Generally speaking, debt only becomes a real problem when a company can't easily pay it off, either by raising capital or with its own cash flow. Part and parcel of capitalism is the process of 'creative destruction' where failed businesses are mercilessly liquidated by their bankers. However, a more common (but still painful) scenario is that it has to raise new equity capital at a low price, thus permanently diluting shareholders. By replacing dilution, though, debt can be an extremely good tool for businesses that need capital to invest in growth at high rates of return. When we think about a company's use of debt, we first look at cash and debt together.

See our latest analysis for BHB Brauholding Bayern-Mitte

What Is BHB Brauholding Bayern-Mitte's Debt?

You can click the graphic below for the historical numbers, but it shows that BHB Brauholding Bayern-Mitte had €431.8k of debt in December 2018, down from €510.0k, one year before But it also has €811.0k in cash to offset that, meaning it has €379.3k net cash.

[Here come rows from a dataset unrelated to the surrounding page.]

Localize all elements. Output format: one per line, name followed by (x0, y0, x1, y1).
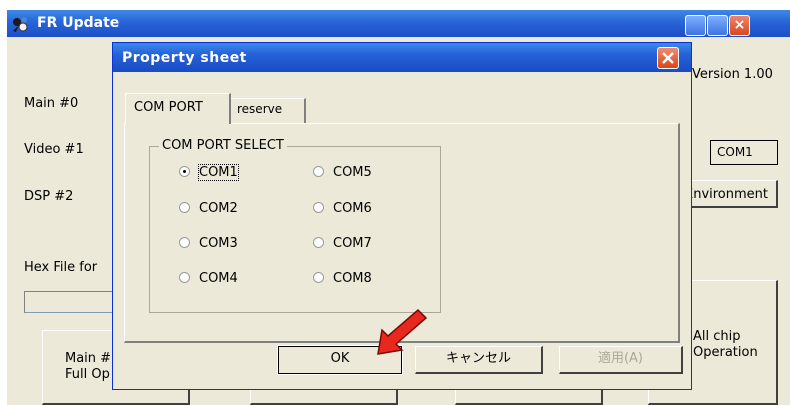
main-titlebar[interactable]: FR Update × (7, 10, 790, 37)
radio-label: COM7 (333, 236, 372, 251)
all-chip-line1: All chip (693, 329, 741, 344)
radio-icon (313, 202, 324, 213)
radio-label: COM5 (333, 165, 372, 180)
radio-label: COM6 (333, 201, 372, 216)
window-title: FR Update (37, 15, 120, 31)
radio-icon (313, 272, 324, 283)
radio-label: COM1 (198, 164, 239, 181)
radio-label: COM3 (199, 236, 238, 251)
dialog-title: Property sheet (122, 50, 247, 66)
dsp-label: DSP #2 (24, 189, 74, 204)
tab-reserve[interactable]: reserve (231, 98, 306, 123)
minimize-icon[interactable] (685, 15, 706, 36)
tab-com-port[interactable]: COM PORT (125, 93, 231, 124)
pointer-arrow-icon (377, 308, 428, 355)
maximize-icon[interactable] (707, 15, 728, 36)
radio-icon (179, 237, 190, 248)
radio-com6[interactable]: COM6 (313, 201, 372, 219)
radio-icon (179, 272, 190, 283)
radio-com7[interactable]: COM7 (313, 236, 372, 254)
group-title: COM PORT SELECT (159, 138, 287, 153)
cancel-button[interactable]: キャンセル (415, 346, 543, 374)
dialog-titlebar[interactable]: Property sheet (113, 43, 691, 72)
radio-label: COM4 (199, 271, 238, 286)
hex-file-label: Hex File for (24, 260, 98, 275)
version-label: Version 1.00 (692, 67, 773, 82)
main-full-line2: Full Op (65, 367, 110, 382)
apply-button[interactable]: 適用(A) (559, 346, 683, 374)
radio-com4[interactable]: COM4 (179, 271, 238, 289)
radio-label: COM2 (199, 201, 238, 216)
radio-icon (179, 202, 190, 213)
radio-icon (179, 166, 190, 177)
radio-com3[interactable]: COM3 (179, 236, 238, 254)
main-full-line1: Main # (65, 351, 112, 366)
com-port-field: COM1 (710, 140, 778, 165)
app-icon (11, 14, 31, 34)
radio-com5[interactable]: COM5 (313, 165, 372, 183)
radio-icon (313, 237, 324, 248)
radio-label: COM8 (333, 271, 372, 286)
fr-update-window: FR Update × Version 1.00 Main #0 Video #… (0, 0, 790, 405)
radio-icon (313, 166, 324, 177)
close-icon[interactable] (657, 47, 679, 69)
close-icon[interactable]: × (729, 15, 750, 36)
main-label: Main #0 (24, 96, 79, 111)
video-label: Video #1 (24, 142, 84, 157)
all-chip-line2: Operation (693, 345, 758, 360)
radio-com2[interactable]: COM2 (179, 201, 238, 219)
radio-com1[interactable]: COM1 (179, 164, 239, 183)
radio-com8[interactable]: COM8 (313, 271, 372, 289)
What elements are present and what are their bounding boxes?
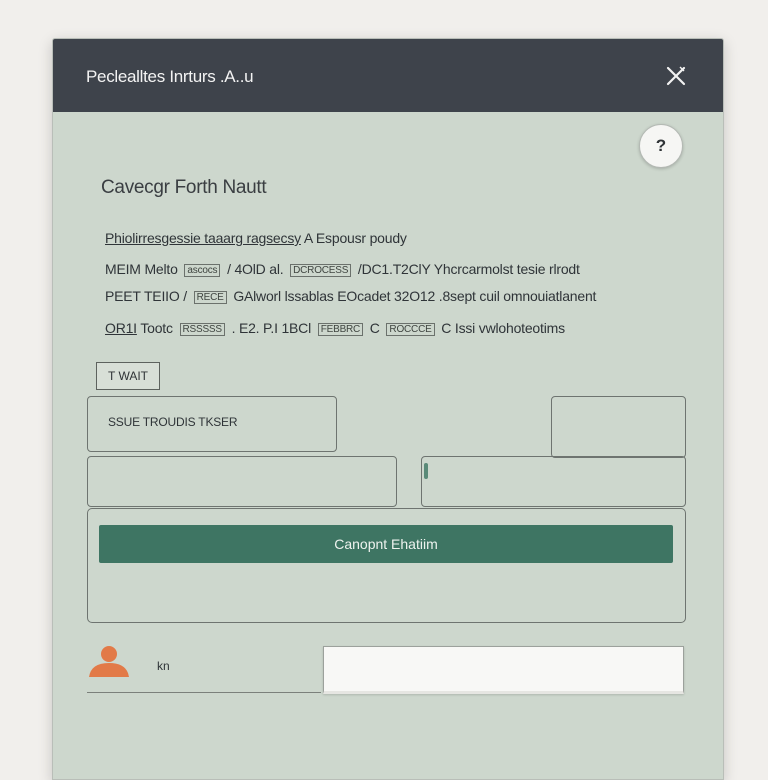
- avatar: [87, 643, 131, 677]
- line-1-text-a: Phiolirresgessie taaarg ragsecsy: [105, 230, 301, 246]
- primary-submit-button[interactable]: Canopnt Ehatiim: [99, 525, 673, 563]
- line-2-text-d: /DC1.T2ClY: [357, 261, 431, 277]
- line-1-text-b: A: [303, 230, 313, 246]
- line-3-text-b: TEIIO: [143, 288, 180, 304]
- line-3-text-d: GAlworl lssablas: [233, 288, 334, 304]
- line-4-text-c: . E2. P.I 1BCl: [231, 320, 312, 336]
- line-2-text-b: Melto: [144, 261, 178, 277]
- line-3-chip-1[interactable]: RECE: [193, 290, 227, 304]
- small-action-button[interactable]: T WAIT: [96, 362, 160, 390]
- line-4-text-f: Issi vwlohoteotims: [454, 320, 565, 336]
- form-line-4: OR1I Tootc RSSSSS . E2. P.I 1BCl FEBBRC …: [105, 320, 565, 336]
- close-button[interactable]: [659, 61, 693, 91]
- line-3-text-c: /: [183, 288, 187, 304]
- line-4-chip-1[interactable]: RSSSSS: [179, 322, 225, 336]
- line-4-text-b: Tootc: [140, 320, 173, 336]
- line-4-text-d: C: [369, 320, 380, 336]
- close-x-icon: [666, 66, 686, 86]
- line-4-chip-2[interactable]: FEBBRC: [317, 322, 364, 336]
- line-2-text-a: MEIM: [105, 261, 141, 277]
- form-heading: Cavecgr Forth Nautt: [101, 177, 267, 198]
- footer-text-input[interactable]: [323, 646, 684, 694]
- text-field-top-right[interactable]: [551, 396, 686, 458]
- form-line-1: Phiolirresgessie taaarg ragsecsy A Espou…: [105, 230, 407, 246]
- line-2-text-c: / 4OlD al.: [227, 261, 284, 277]
- line-3-text-a: PEET: [105, 288, 141, 304]
- line-4-chip-3[interactable]: ROCCCE: [386, 322, 435, 336]
- line-2-chip-1[interactable]: ascocs: [184, 263, 221, 277]
- help-button[interactable]: ?: [639, 124, 683, 168]
- form-line-2: MEIM Melto ascocs / 4OlD al. DCROCESS /D…: [105, 261, 580, 277]
- text-field-mid-left[interactable]: [87, 456, 397, 507]
- help-icon: ?: [655, 136, 667, 155]
- user-avatar-icon: [89, 646, 129, 677]
- dialog-window: Peclealltes Inrturs .A..u ? Cavecgr Fort…: [52, 38, 724, 780]
- text-field-mid-right[interactable]: [421, 456, 686, 507]
- line-1-text-c: Espousr poudy: [315, 230, 407, 246]
- footer-divider: [87, 692, 321, 693]
- line-4-text-a[interactable]: OR1I: [105, 320, 137, 336]
- footer-label: kn: [157, 659, 170, 673]
- line-4-text-e: C: [441, 320, 452, 336]
- line-2-text-e: Yhcrcarmolst tesie rlrodt: [433, 261, 580, 277]
- field-top-left-value: SSUE TROUDIS TKSER: [108, 415, 238, 429]
- line-2-chip-2[interactable]: DCROCESS: [290, 263, 352, 277]
- title-bar: Peclealltes Inrturs .A..u: [53, 39, 723, 112]
- line-3-text-e: EOcadet 32O12 .8sept cuil omnouiatlanent: [337, 288, 597, 304]
- form-line-3: PEET TEIIO / RECE GAlworl lssablas EOcad…: [105, 288, 596, 304]
- text-field-top-left[interactable]: SSUE TROUDIS TKSER: [87, 396, 337, 452]
- dialog-title: Peclealltes Inrturs .A..u: [86, 67, 254, 86]
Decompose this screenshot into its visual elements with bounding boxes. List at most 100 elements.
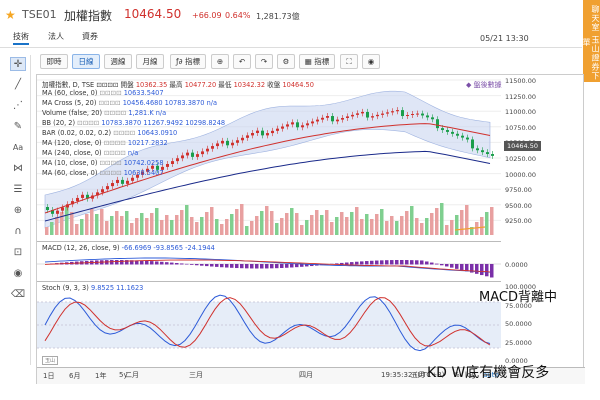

DB:B9B Historical Debt, July 4th 2019
DB:B9B Historical Debt, July 4th 2019

How Strong Is BHB Brauholding Bayern-Mitte's Balance Sheet?

Zooming in on the latest balance sheet data, we can see that BHB Brauholding Bayern-Mitte had liabilities of €1.74m due within 12 months and liabilities of €1.46m due beyond that. Offsetting these obligations, it had cash of €811.0k as well as receivables valued at €1.56m due within 12 months. So its liabilities total €832.1k more than the combination of its cash and short-term receivables.

Given BHB Brauholding Bayern-Mitte has a market capitalization of €9.18m, it's hard to believe these liabilities pose much threat. However, we do think it is worth keeping an eye on its balance sheet strength, as it may change over time. BHB Brauholding Bayern-Mitte boasts net cash, so it's fair to say it does not have a heavy debt load!

The good news is that BHB Brauholding Bayern-Mitte has increased its EBIT by 8.2% over twelve months, which should ease any concerns about debt repayment. There's no doubt that we learn most about debt from the balance sheet. But ultimately the future profitability of the business will decide if BHB Brauholding Bayern-Mitte can strengthen its balance sheet over time. So if you're focused on the future you can check out this free report showing analyst profit forecasts.

Finally, while the tax-man may adore accounting profits, lenders only accept cold hard cash. BHB Brauholding Bayern-Mitte may have net cash on the balance sheet, but it is still interesting to look at how well the business converts its earnings before interest and tax (EBIT) to free cash flow, because that will influence both its need for, and its capacity to manage debt. Over the last three years, BHB Brauholding Bayern-Mitte reported free cash flow worth 8.2% of its EBIT, which is really quite low. For us, cash conversion that low sparks some a little paranoia about is ability to extinguish debt.

Summing up

While it is always sensible to look at a company's total liabilities, it is very reassuring that BHB Brauholding Bayern-Mitte has €379k in net cash. And it also grew its EBIT by 8.2% over the last year. So we are not troubled with BHB Brauholding Bayern-Mitte's debt use. Over time, share prices tend to follow earnings per share, so if you're interested in BHB Brauholding Bayern-Mitte, you may well want to click here to check an interactive graph of its earnings per share history.

Of course, if you're the type of investor who prefers buying stocks without the burden of debt, then don't hesitate to discover our exclusive list of net cash growth stocks, today.

We aim to bring you long-term focused research analysis driven by fundamental data. Note that our analysis may not factor in the latest price-sensitive company announcements or qualitative material.

If you spot an error that warrants correction, please contact the editor at editorial-team@simplywallst.com. This article by Simply Wall St is general in nature. It does not constitute a recommendation to buy or sell any stock, and does not take account of your objectives, or your financial situation. Simply Wall St has no position in the stocks mentioned. Thank you for reading.